Amidst all this chaos, Regan (Jemima Kirke) emerges as the only character whose story is worth the watch — not only because of Kirke’s talent, but also because she has the most going on, and her interactions with half the cast allow us to see the many different sides of her character (wife, mother, businesswoman, supportive sister-in-law). Not surprisingly, City on Fire also fails Regan by revealing crucial information about her past pretty late in the game and then doing nothing about it. It then closes out her arc in a way that feels a lot like a 2003 TV romance would, with misogynistic behavior getting rewarded and a female character having no agency over her own emotions.
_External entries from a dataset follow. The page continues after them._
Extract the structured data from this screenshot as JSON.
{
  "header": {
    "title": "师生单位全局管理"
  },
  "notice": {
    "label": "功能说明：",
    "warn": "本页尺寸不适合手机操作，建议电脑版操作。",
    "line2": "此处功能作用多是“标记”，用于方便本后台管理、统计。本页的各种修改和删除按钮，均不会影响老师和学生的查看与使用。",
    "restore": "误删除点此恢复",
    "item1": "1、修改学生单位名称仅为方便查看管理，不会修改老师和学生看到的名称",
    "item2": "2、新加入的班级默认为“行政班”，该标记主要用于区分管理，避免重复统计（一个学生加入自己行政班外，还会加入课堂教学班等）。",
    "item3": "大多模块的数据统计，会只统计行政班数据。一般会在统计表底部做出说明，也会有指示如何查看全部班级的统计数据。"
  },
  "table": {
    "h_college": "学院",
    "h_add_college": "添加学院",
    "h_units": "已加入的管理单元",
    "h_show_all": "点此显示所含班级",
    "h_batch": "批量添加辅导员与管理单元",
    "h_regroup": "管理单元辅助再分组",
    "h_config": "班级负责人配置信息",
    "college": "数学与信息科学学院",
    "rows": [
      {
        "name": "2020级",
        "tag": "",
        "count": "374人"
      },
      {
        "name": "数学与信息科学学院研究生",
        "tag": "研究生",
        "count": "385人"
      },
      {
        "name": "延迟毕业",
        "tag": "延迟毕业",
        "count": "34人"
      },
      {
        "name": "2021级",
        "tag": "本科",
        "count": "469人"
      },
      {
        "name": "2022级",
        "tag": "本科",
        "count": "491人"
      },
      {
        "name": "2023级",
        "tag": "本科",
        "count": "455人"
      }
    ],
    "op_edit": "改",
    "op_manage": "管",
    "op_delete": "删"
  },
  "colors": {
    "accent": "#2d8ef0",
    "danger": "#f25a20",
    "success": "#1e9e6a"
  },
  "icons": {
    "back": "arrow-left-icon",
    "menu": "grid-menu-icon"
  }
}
City on Fire is a series that seems content to approach deadly serious issues but never does the work of fleshing them out and showing each theme’s nuance, even though the generous eight-hour season provides plenty of time in which to do that. The series knows what it should say and advocate for, but has absolutely no idea how to do it. The worst part is, even at its most basic level, the show is incapable of conveying the gravity of one of its most tragic elements. A young girl getting shot in the head is a terrible, country-stopping event that should make any viewer worry about her fate. Yet, in City on Fire, it feels like the tone of the episodes would be pretty much the same regardless if said girl had been bitten by a dog or fallen down a manhole. In the end, no one really cares.

Rating: D

City on Fire premieres May 12 on Apple TV+.